I hope you get what I'm saying. It keeps sounding kind-of mean and I really don't mean it that way. Just saying it wasn't chance or just natural differences between women thing that made your birth so painful compared to what other women have mentioned, it was the result of the interventions done to save your life.
And I do understand that it is a possibility (atleast theoretically) that the OP could end up in the same situation, but since we're in the UC forum I was assuming the question was primarily about what to expect with natural HB.
post #40 of 124
After reading all the comments, I wanted to add a few things that I think are important:

~ Think positive. DO strive to create the painless, empowering birth experience you seek.

~ Trust your body and your instincts. You may not always know what to do, but many things will be obvious. For example, I tried one contraction lying on my side and it was HORRIBLE. Standing up or leaning over was much better. I think the relatively painless parts of labor can be made painful by bad positions and/or intrusions.

~ Be prepared for anything. You may experience birth orgasm. You may finish up and think "That wasn't so bad!". And you may have hours of very painful contractions.

~ No matter what, you CAN do it. You WILL be okay. If you have strong feelings that something is wrong, listen to them. Don't be afraid to transfer to the hospital if you think something is wrong. Transfer does not equal failure!

~ Don't fear whatever pain you have, if any. The pain is progress, and often a part of a natural labor. Pain during labor is normal for many women, even those who UC. If the pain feels abnormal to you, or "wrong," listen to your instinct.
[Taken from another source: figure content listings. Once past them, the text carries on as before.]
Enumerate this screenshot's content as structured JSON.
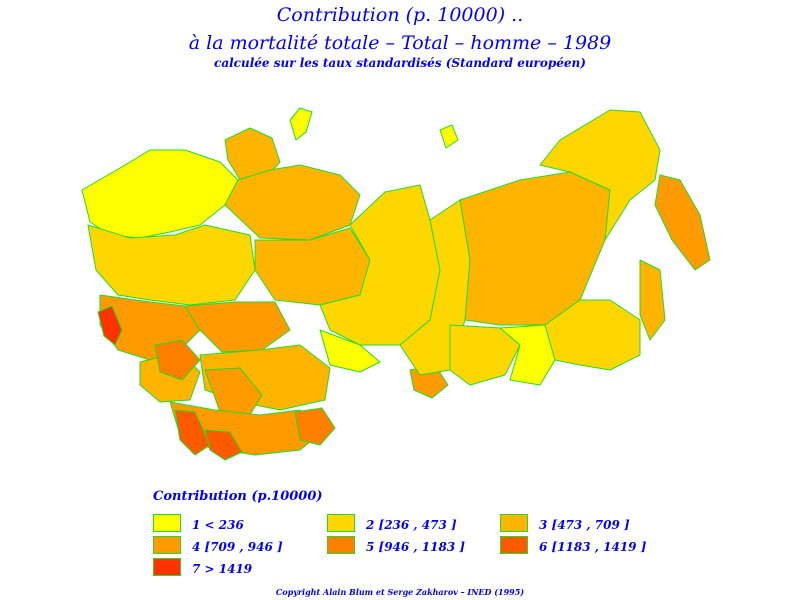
{
  "title_line1": "Contribution  (p. 10000) ..",
  "title_line2": "à  la  mortalité  totale  –  Total  –  homme  –  1989",
  "subtitle": "calculée sur les taux standardisés (Standard européen)",
  "legend": {
    "title": "Contribution  (p.10000)",
    "classes": [
      {
        "label": "1  <  236",
        "color": "#ffff00"
      },
      {
        "label": "2  [236  ,  473  ]",
        "color": "#ffd700"
      },
      {
        "label": "3  [473  ,  709  ]",
        "color": "#ffb400"
      },
      {
        "label": "4  [709  ,  946  ]",
        "color": "#ff9a00"
      },
      {
        "label": "5  [946  ,  1183  ]",
        "color": "#ff7f00"
      },
      {
        "label": "6  [1183  ,  1419  ]",
        "color": "#ff5a00"
      },
      {
        "label": "7  >  1419",
        "color": "#ff3200"
      }
    ]
  },
  "border_color": "#22dd22",
  "copyright": "Copyright  Alain  Blum  et  Serge  Zakharov  –  INED  (1995)"
}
I know this kind of repeats what others have said. I just don't want you to be unprepared like I was. I felt betrayed that no one told me how painful it might be, or how long it might go on for. If I had just known that might happen in a natural, UC, unafraid birth I don't think I would have been so angry after she was born. Unlike the PP, I did not have any interventions; and yet, I still had many hours of very painful labor.